2022-08-26 18:39:38.977 30 INFO nova.filters [req-342d065a-cd47-4edf-bc4b-3f84b34ab97c 25b53bdb96fb5f9f6e7331d7e03eee0a12c45746a9e8b978858b2140a5275a09 fdcf1553db504c8f82a2b54851a4c262 - 8793b235debf49e6aba6bd1e2bf65360 8793b235debf49e6aba6bd1e2bf65360] Filtering removed all hosts for the request with instance ID '5dd44105-2045-4d53-be43-5f521ddb420b'. Filter results: ['ComputeFilter: (start: 50, end: 50)', 'RetryFilter: (start: 50, end: 50)', 'AggregateNumInstancesFilter: (start: 50, end: 50)', 'AvailabilityZoneFilter: (start: 50, end: 6)', 'AggregateInstanceExtraSpecsFilter: (start: 6, end: 6)', 'ImagePropertiesFilter: (start: 6, end: 6)', 'ServerGroupAntiAffinityFilter: (start: 6, end: 6)', 'ServerGroupAffinityFilter: (start: 6, end: 6)', 'AggregateMultiTenancyIsolation: (start: 6, end: 0)']

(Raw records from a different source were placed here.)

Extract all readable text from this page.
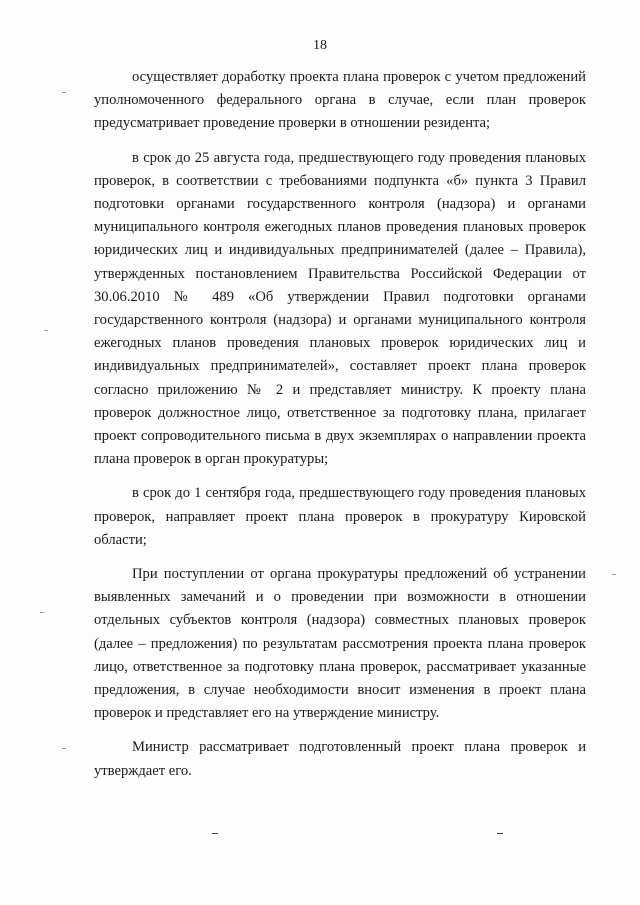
18

осуществляет доработку проекта плана проверок с учетом предложений уполномоченного федерального органа в случае, если план проверок предусматривает проведение проверки в отношении резидента;

в срок до 25 августа года, предшествующего году проведения плановых проверок, в соответствии с требованиями подпункта «б» пункта 3 Правил подготовки органами государственного контроля (надзора) и органами муниципального контроля ежегодных планов проведения плановых проверок юридических лиц и индивидуальных предпринимателей (далее – Правила), утвержденных постановлением Правительства Российской Федерации от 30.06.2010 № 489 «Об утверждении Правил подготовки органами государственного контроля (надзора) и органами муниципального контроля ежегодных планов проведения плановых проверок юридических лиц и индивидуальных предпринимателей», составляет проект плана проверок согласно приложению № 2 и представляет министру. К проекту плана проверок должностное лицо, ответственное за подготовку плана, прилагает проект сопроводительного письма в двух экземплярах о направлении проекта плана проверок в орган прокуратуры;

в срок до 1 сентября года, предшествующего году проведения плановых проверок, направляет проект плана проверок в прокуратуру Кировской области;

При поступлении от органа прокуратуры предложений об устранении выявленных замечаний и о проведении при возможности в отношении отдельных субъектов контроля (надзора) совместных плановых проверок (далее – предложения) по результатам рассмотрения проекта плана проверок лицо, ответственное за подготовку плана проверок, рассматривает указанные предложения, в случае необходимости вносит изменения в проект плана проверок и представляет его на утверждение министру.

Министр рассматривает подготовленный проект плана проверок и утверждает его.
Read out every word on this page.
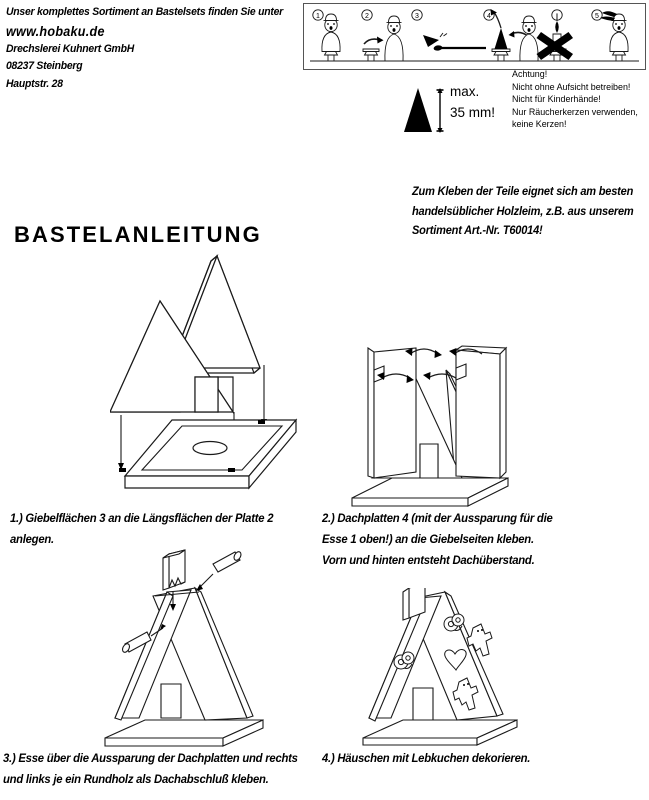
Unser komplettes Sortiment an Bastelsets finden Sie unter
www.hobaku.de
Drechslerei Kuhnert GmbH
08237 Steinberg
Hauptstr. 28
1	2	3	4	!	5
max.
35 mm!
Achtung!
Nicht ohne Aufsicht betreiben!
Nicht für Kinderhände!
Nur Räucherkerzen verwenden,
keine Kerzen!
Zum Kleben der Teile eignet sich am besten
handelsüblicher Holzleim, z.B. aus unserem
Sortiment Art.-Nr. T60014!
BASTELANLEITUNG
1.) Giebelflächen 3 an die Längsflächen der Platte 2
anlegen.
2.) Dachplatten 4 (mit der Aussparung für die
Esse 1 oben!) an die Giebelseiten kleben.
Vorn und hinten entsteht Dachüberstand.
3.) Esse über die Aussparung der Dachplatten und rechts
und links je ein Rundholz als Dachabschluß kleben.
4.) Häuschen mit Lebkuchen dekorieren.
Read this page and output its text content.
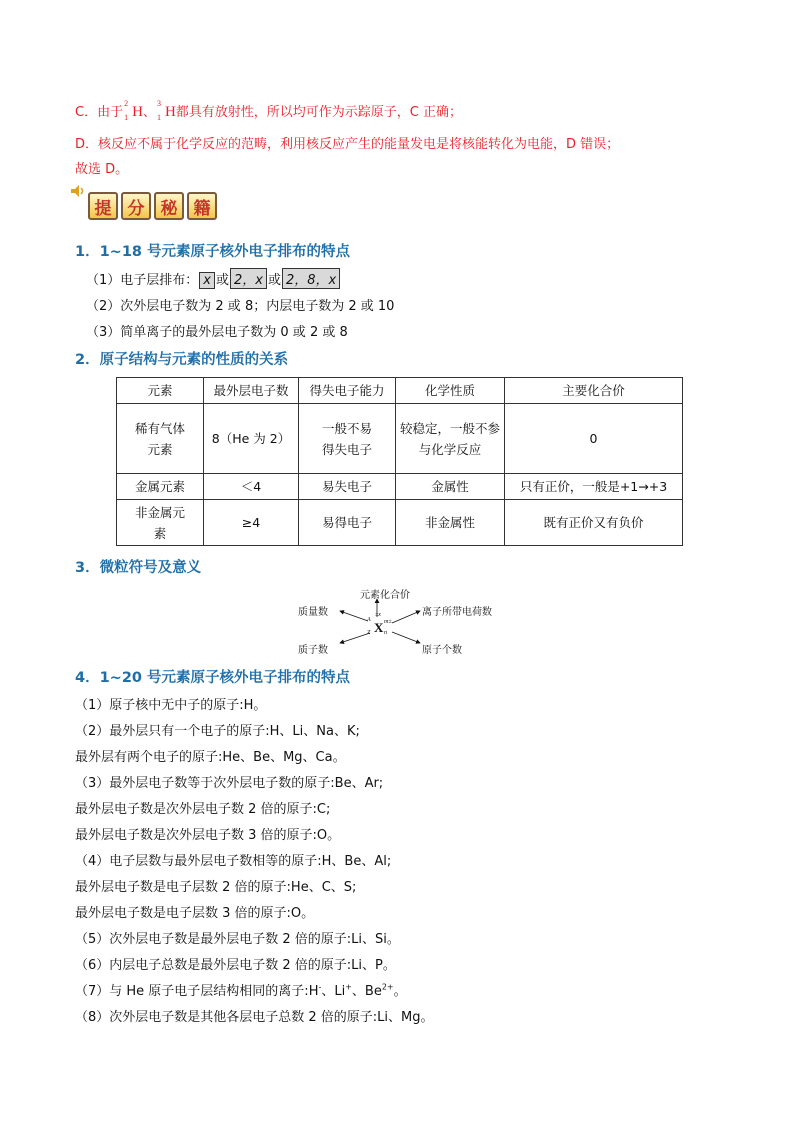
C．由于
2
1 H、
3
1 H都具有放射性，所以均可作为示踪原子，C 正确；
D．核反应不属于化学反应的范畴，利用核反应产生的能量发电是将核能转化为电能，D 错误；
故选 D。
提 分 秘 籍
1．1~18 号元素原子核外电子排布的特点
（1）电子层排布： x 或 2，x 或 2，8，x
（2）次外层电子数为 2 或 8；内层电子数为 2 或 10
（3）简单离子的最外层电子数为 0 或 2 或 8
2．原子结构与元素的性质的关系
元素	最外层电子数	得失电子能力	化学性质	主要化合价
稀有气体元素	8（He 为 2）	一般不易得失电子	较稳定，一般不参与化学反应	0
金属元素	＜4	易失电子	金属性	只有正价，一般是+1→+3
非金属元素	≥4	易得电子	非金属性	既有正价又有负价
3．微粒符号及意义
元素化合价
质量数	离子所带电荷数
质子数	原子个数
X
A
Z
±x
m±
n
4．1~20 号元素原子核外电子排布的特点
（1）原子核中无中子的原子:H。
（2）最外层只有一个电子的原子:H、Li、Na、K;
最外层有两个电子的原子:He、Be、Mg、Ca。
（3）最外层电子数等于次外层电子数的原子:Be、Ar;
最外层电子数是次外层电子数 2 倍的原子:C;
最外层电子数是次外层电子数 3 倍的原子:O。
（4）电子层数与最外层电子数相等的原子:H、Be、Al;
最外层电子数是电子层数 2 倍的原子:He、C、S;
最外层电子数是电子层数 3 倍的原子:O。
（5）次外层电子数是最外层电子数 2 倍的原子:Li、Si。
（6）内层电子总数是最外层电子数 2 倍的原子:Li、P。
（7）与 He 原子电子层结构相同的离子:H-、Li+、$Be^{2+}$。
（8）次外层电子数是其他各层电子总数 2 倍的原子:Li、Mg。
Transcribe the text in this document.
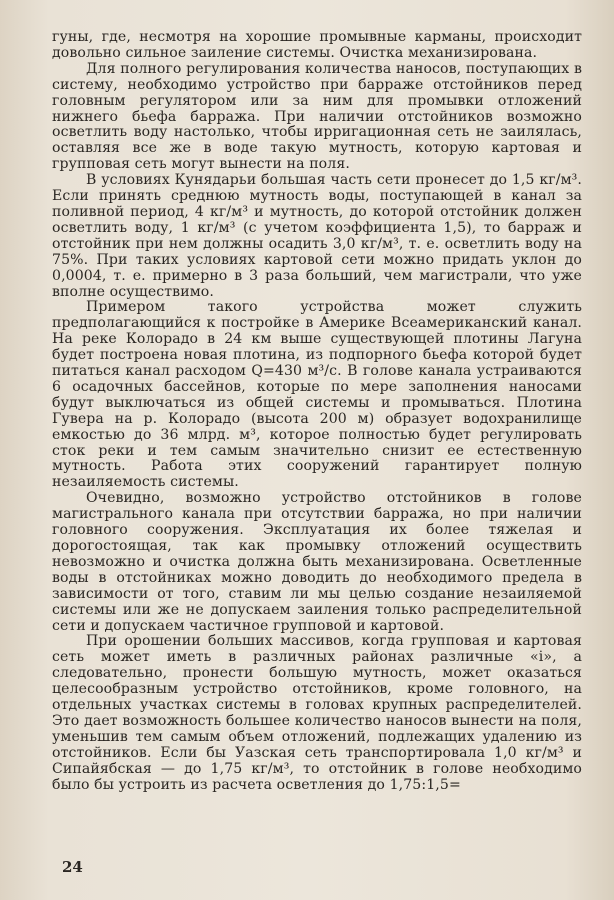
гуны, где, несмотря на хорошие промывные карманы, происходит довольно сильное заиление системы. Очистка механизирована.

Для полного регулирования количества наносов, поступающих в систему, необходимо устройство при барраже отстойников перед головным регулятором или за ним для промывки отложений нижнего бьефа барража. При наличии отстойников возможно осветлить воду настолько, чтобы ирригационная сеть не заилялась, оставляя все же в воде такую мутность, которую картовая и групповая сеть могут вынести на поля.

В условиях Кунядарьи большая часть сети пронесет до 1,5 кг/м³. Если принять среднюю мутность воды, поступающей в канал за поливной период, 4 кг/м³ и мутность, до которой отстойник должен осветлить воду, 1 кг/м³ (с учетом коэффициента 1,5), то барраж и отстойник при нем должны осадить 3,0 кг/м³, т. е. осветлить воду на 75%. При таких условиях картовой сети можно придать уклон до 0,0004, т. е. примерно в 3 раза больший, чем магистрали, что уже вполне осуществимо.

Примером такого устройства может служить предполагающийся к постройке в Америке Всеамериканский канал. На реке Колорадо в 24 км выше существующей плотины Лагуна будет построена новая плотина, из подпорного бьефа которой будет питаться канал расходом Q=430 м³/с. В голове канала устраиваются 6 осадочных бассейнов, которые по мере заполнения наносами будут выключаться из общей системы и промываться. Плотина Гувера на р. Колорадо (высота 200 м) образует водохранилище емкостью до 36 млрд. м³, которое полностью будет регулировать сток реки и тем самым значительно снизит ее естественную мутность. Работа этих сооружений гарантирует полную незаиляемость системы.

Очевидно, возможно устройство отстойников в голове магистрального канала при отсутствии барража, но при наличии головного сооружения. Эксплуатация их более тяжелая и дорогостоящая, так как промывку отложений осуществить невозможно и очистка должна быть механизирована. Осветленные воды в отстойниках можно доводить до необходимого предела в зависимости от того, ставим ли мы целью создание незаиляемой системы или же не допускаем заиления только распределительной сети и допускаем частичное групповой и картовой.

При орошении больших массивов, когда групповая и картовая сеть может иметь в различных районах различные «i», а следовательно, пронести большую мутность, может оказаться целесообразным устройство отстойников, кроме головного, на отдельных участках системы в головах крупных распределителей. Это дает возможность большее количество наносов вынести на поля, уменьшив тем самым объем отложений, подлежащих удалению из отстойников. Если бы Уазская сеть транспортировала 1,0 кг/м³ и Сипайябская — до 1,75 кг/м³, то отстойник в голове необходимо было бы устроить из расчета осветления до 1,75:1,5=

24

Region "open" does not have any properties specified, so the AggregateMultiTenancyIsolation filter should not be active.

qde3:admin]$ os aggregate show open|grep properties
| properties        |                 

This is what we would see if it had the filter active:

:qde3:admin]$ os aggregate show closed|grep properties
| properties        | filter_tenant_id='1c41e088b35f4b438023d081a6f70292,3e9727aaf03e4459a176c28dbdb3965e,f9b4b7dc8c614bb09d66657afc3b21cd,121a5da3dd0b489986908bee7eea61ae,d580ccc4b07e478a9efc2d71acf04cc1,107e14eeda01400988e58f5aac8b2772', closed='true'                                           

What could be causing this filter to remove hosts when we haven't set filter_tenant_id for that aggregate?